MLC brains trust must wonder why advisers don’t want to give them business..
And drug companies should be able to provide
advice and give prescriptions
It appears everyone other than suitably qualified financial advisors should be able to provide personal financial advice.
What was the point of the Royal Commission and the destruction wrought on the advisor community?
Was it merely an exercise to rid the world of small independent advisors and firmly entrench advice within the camp of the industry fund?
Only a fool would deny this.
in fairness – it was a typical leftie ploy – go for the shock and horror headlines (create a problem) then turn up with a solution to a problem that hitherto didn’t exist.
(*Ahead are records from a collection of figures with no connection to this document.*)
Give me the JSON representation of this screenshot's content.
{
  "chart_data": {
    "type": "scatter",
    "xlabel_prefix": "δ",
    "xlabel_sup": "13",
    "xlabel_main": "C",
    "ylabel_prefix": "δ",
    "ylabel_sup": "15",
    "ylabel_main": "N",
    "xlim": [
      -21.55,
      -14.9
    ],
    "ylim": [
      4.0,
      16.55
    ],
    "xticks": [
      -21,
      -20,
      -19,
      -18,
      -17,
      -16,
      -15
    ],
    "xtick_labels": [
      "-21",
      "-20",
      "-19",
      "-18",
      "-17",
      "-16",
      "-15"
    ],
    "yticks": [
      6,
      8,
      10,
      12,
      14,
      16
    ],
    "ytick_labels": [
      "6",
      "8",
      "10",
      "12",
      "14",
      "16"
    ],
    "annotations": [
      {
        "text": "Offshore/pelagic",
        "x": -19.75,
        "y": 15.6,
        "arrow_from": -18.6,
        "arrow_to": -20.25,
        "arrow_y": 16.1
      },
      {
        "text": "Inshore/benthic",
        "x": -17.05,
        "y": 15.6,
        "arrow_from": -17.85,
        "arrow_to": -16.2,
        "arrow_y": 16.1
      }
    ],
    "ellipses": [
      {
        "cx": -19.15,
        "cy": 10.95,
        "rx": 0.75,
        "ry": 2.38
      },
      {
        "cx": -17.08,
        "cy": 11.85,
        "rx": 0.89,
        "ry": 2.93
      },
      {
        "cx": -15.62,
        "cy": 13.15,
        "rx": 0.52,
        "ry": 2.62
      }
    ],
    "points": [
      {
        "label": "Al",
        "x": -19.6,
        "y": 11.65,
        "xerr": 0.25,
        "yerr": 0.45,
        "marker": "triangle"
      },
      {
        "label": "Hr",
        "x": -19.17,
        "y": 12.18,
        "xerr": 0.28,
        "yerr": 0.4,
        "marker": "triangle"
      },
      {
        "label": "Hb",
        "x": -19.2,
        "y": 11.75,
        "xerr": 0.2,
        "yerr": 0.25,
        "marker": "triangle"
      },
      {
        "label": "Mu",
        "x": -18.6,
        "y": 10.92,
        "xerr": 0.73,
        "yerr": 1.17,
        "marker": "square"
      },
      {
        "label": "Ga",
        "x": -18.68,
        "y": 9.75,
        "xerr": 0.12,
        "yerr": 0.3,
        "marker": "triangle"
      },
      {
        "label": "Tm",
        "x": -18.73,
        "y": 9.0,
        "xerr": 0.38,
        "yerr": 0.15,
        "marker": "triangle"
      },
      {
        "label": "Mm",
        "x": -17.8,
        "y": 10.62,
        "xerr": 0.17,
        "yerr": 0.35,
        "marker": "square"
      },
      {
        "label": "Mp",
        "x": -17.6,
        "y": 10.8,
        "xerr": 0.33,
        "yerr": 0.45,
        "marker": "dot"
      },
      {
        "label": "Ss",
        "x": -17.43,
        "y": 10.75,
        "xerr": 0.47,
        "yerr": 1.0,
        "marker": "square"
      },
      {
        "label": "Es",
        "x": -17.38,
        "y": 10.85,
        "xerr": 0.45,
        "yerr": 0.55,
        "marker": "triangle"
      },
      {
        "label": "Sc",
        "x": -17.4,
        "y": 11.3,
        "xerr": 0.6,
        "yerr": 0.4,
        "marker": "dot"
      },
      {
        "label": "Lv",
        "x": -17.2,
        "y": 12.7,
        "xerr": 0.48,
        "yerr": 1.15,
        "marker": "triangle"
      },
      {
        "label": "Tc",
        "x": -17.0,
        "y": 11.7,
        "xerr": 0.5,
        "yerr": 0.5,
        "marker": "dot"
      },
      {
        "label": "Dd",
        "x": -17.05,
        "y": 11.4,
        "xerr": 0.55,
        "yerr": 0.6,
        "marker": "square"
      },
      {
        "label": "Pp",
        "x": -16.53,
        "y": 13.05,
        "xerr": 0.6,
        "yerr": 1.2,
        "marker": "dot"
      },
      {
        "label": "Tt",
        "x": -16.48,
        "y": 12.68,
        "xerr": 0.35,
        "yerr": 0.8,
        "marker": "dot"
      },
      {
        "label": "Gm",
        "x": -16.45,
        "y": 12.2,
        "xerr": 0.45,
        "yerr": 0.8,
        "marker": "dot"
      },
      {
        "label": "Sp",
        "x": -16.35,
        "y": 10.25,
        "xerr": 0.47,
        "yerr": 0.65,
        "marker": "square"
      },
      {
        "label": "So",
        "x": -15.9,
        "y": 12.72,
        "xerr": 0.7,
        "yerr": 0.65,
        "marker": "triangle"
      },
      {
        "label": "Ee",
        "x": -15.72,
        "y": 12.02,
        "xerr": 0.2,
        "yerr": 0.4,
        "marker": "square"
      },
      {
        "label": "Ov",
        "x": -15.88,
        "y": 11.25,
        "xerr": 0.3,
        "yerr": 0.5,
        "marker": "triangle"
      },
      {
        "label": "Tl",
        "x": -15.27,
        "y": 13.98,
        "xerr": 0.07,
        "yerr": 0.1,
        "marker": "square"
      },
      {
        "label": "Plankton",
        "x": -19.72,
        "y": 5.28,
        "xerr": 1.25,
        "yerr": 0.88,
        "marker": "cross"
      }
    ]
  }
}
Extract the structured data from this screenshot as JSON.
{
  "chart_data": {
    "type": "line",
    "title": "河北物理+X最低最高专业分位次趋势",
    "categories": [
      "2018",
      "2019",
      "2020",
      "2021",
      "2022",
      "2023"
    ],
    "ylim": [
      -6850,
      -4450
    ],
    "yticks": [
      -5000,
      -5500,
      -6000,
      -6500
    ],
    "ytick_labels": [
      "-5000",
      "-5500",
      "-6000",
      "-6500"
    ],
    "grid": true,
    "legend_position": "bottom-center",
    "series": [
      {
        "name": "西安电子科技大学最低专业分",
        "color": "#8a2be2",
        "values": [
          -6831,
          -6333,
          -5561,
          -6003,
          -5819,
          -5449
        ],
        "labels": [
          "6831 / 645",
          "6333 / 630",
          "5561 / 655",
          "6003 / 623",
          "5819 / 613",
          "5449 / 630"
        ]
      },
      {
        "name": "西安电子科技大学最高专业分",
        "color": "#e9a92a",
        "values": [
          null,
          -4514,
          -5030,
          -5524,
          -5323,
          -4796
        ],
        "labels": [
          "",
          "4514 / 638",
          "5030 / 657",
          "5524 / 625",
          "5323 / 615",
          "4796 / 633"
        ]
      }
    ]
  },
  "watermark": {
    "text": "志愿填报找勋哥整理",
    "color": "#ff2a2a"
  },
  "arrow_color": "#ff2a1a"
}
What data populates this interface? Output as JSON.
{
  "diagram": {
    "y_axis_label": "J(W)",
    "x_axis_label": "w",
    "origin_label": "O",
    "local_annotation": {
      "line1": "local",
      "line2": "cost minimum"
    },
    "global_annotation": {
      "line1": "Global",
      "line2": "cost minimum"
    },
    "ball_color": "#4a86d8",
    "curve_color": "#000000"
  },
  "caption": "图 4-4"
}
From this force lots of additional obligations for professionalism on the opposition – Get your own review monkey to say it’s all too costly (that is our first set of reforms) and carve out your bosom buddies and exclude the alternative team from the market. Pretty simple strategy really. Pretty much as the former minister for FOFA – said to a group of advisers in 2012. Every time we have reform – the play is the same – and the corporates sit there sucking their thumbs
Here we go.
Full circle, back to the ’80s, then?